Why then did the US agree to the Cuban demand for normalisation, without conditions, especially as Washington is currently engaged in aggressive measures against Venezuela, Syria and Russia? The answer lies in the powerful unification processes underway in Latin America and the Caribbean. The late Hugo Chavez, with his 'political father' Fidel Castro, knew that the Latin American nations had to unite to be able to stand up to a big power. That is why Chavez initiated the ALBA, UNASUR and the CELAC (the Community of Latin American and Caribbean States), the latter representing all the peoples of the Americas (600 million) except the USA and Canada (330 million).

Last year Cuba had the Presidency of the CELAC, causing alarm in Washington. Where it had isolated Cuba in the 1960s, now the USA was isolated. The Free Trade Area of the Americas (FTAA) is long dead, even if neoliberal projects remain. US-backed conflicts in Latin America were being resolved by UNASUR. Meantime, CELAC was dealing directly with the Europeans. The Washington-dominated Organization of American States (OAS) was and is sidelined.

Powerful US lobbies have been addressing this problem for the last few years, mainly because of fear of isolation in the Americas and of being frozen out of new markets and fields of investment (see: http://www.bloomberg.com/news/2014-05-29/cuba-embargo-under-pressure-as-obama-urged-to-ease-it.html). The New York Times, clearly with investor group backing, ran a series of articles over October-December, urging an end to the 'embargo' (see:http://www.nytimes.com/2014/10/12/opinion/sunday/end-the-us-embargo-on-cuba.html?_r=0 ). Perhaps most telling was the May letter from a group of Washington establishment figures, including John Negroponte, former death squad organiser. They couched their argument in the usual rhetoric of 'freedom and civil society', and opportunities for the US to change Cuba, but importantly added their fear: 'the U.S. is finding itself increasingly isolated internationally in its Cuba policy' (http://media.bloomberg.com/bb/avfile/rqfvUFFN8vl8).

The key driver of change has been Cuban resistance, combined with Latin American unity. The US economic blockade was opposed successfully by Cuban motions at the United Nations for more than 20 years, every year. In recent years the US has only counted on the support of Israel and one or two tiny, dependent pacific islands. Abstention since the 1990s has almost disappeared, giving Cuba the support of 188 to 189 countries each year. I say this to demonstrate that Cuba has consistently wanted to 'normalise' its relations with a power it considers a huge imperial threat, but nevertheless a neighbour with which it has to coexist.

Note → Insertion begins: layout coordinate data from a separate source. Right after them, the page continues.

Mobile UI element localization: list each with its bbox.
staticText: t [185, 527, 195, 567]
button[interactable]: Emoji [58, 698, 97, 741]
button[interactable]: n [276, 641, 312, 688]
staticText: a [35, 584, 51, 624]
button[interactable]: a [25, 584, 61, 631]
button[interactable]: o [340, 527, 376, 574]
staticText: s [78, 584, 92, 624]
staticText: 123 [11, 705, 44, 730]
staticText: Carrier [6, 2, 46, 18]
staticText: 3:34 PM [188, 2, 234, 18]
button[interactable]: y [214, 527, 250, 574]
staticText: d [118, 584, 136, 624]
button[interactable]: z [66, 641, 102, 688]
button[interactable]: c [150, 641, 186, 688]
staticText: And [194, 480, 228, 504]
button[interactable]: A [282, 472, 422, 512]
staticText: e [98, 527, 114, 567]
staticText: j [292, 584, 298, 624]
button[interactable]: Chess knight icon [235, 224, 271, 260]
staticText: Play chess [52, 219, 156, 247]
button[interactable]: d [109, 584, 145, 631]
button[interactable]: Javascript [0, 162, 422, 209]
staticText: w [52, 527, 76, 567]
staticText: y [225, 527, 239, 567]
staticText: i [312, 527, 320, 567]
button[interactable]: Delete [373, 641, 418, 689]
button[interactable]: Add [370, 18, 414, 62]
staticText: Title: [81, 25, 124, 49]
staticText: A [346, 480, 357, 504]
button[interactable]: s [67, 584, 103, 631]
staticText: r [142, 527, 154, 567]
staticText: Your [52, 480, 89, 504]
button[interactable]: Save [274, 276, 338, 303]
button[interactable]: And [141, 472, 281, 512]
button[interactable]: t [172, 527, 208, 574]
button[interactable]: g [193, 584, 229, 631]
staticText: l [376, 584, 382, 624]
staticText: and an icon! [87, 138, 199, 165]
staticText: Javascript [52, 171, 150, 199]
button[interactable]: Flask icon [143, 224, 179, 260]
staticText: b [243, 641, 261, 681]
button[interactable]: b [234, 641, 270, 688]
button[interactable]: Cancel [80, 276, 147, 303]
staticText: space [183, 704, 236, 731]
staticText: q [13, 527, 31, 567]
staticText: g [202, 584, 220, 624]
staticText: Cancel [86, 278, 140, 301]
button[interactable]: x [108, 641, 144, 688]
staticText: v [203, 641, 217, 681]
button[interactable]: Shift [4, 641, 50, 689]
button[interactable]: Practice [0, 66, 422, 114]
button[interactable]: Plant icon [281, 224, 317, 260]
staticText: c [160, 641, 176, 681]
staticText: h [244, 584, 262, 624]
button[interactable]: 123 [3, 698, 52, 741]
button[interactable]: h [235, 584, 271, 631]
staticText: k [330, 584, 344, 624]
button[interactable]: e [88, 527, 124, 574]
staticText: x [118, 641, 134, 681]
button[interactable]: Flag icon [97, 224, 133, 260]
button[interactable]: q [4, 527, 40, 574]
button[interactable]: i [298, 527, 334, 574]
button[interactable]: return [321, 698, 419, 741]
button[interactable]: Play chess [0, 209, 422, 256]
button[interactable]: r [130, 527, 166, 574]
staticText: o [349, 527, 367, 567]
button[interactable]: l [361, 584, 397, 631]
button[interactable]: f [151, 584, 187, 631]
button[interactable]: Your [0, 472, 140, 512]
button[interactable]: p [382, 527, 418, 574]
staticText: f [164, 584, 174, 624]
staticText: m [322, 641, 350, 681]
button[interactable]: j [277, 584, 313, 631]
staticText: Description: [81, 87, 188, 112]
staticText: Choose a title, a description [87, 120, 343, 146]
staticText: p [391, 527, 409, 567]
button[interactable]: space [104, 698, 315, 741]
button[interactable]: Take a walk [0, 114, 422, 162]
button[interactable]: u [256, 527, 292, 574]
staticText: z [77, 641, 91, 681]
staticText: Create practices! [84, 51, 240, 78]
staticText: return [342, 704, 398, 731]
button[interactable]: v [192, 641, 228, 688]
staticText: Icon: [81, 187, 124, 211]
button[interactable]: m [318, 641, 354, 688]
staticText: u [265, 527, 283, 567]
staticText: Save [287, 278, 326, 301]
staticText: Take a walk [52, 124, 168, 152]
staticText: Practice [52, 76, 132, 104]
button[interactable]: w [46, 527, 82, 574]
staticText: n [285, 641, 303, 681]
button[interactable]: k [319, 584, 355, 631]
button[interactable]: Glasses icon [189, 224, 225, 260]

Fidel Castro and Raul Castro have made the same point for decades: Cuba wants relations with the US, but on conditions of formal equality, with respect for independence and without any pressure or blackmail. It has always been the US that has attempted to impose conditions, for example, demanding that Cuba get out of Africa in the 1980s, or that Cuba changes its political and economic system, or that Fidel resigns, or that Cuba releases imprisoned US agents. In the end the US surrendered its failed policy, without conditions.

Making use of US news sources, some commentators have claimed that Cuba mainly depends on remittances from the US, or that there is no foreign investment in Cuba. Both statements are quite false. While remittances are important for many families, Cuba's two biggest foreign income earners for the past two decades have been medical services and tourism. Since the mid-1990s there have been several large foreign investors in Cuba: Venezuela, China, Brazil and Spain. If people want to understand anything about Cuba they will have to wean themselves off US news sources. Try reading Cubadebate or watching Telesur.

After the breakthrough the NYT sums it up pretty well: 'Castro Thanks U.S. in Speech But Reaffirms Communism'. Perhaps a little more respect is due for the resistance and modest achievements of little peoples, rather than imagining that the logic of the empire always prevails. The history of Cuba should have given us cause to reflect on that.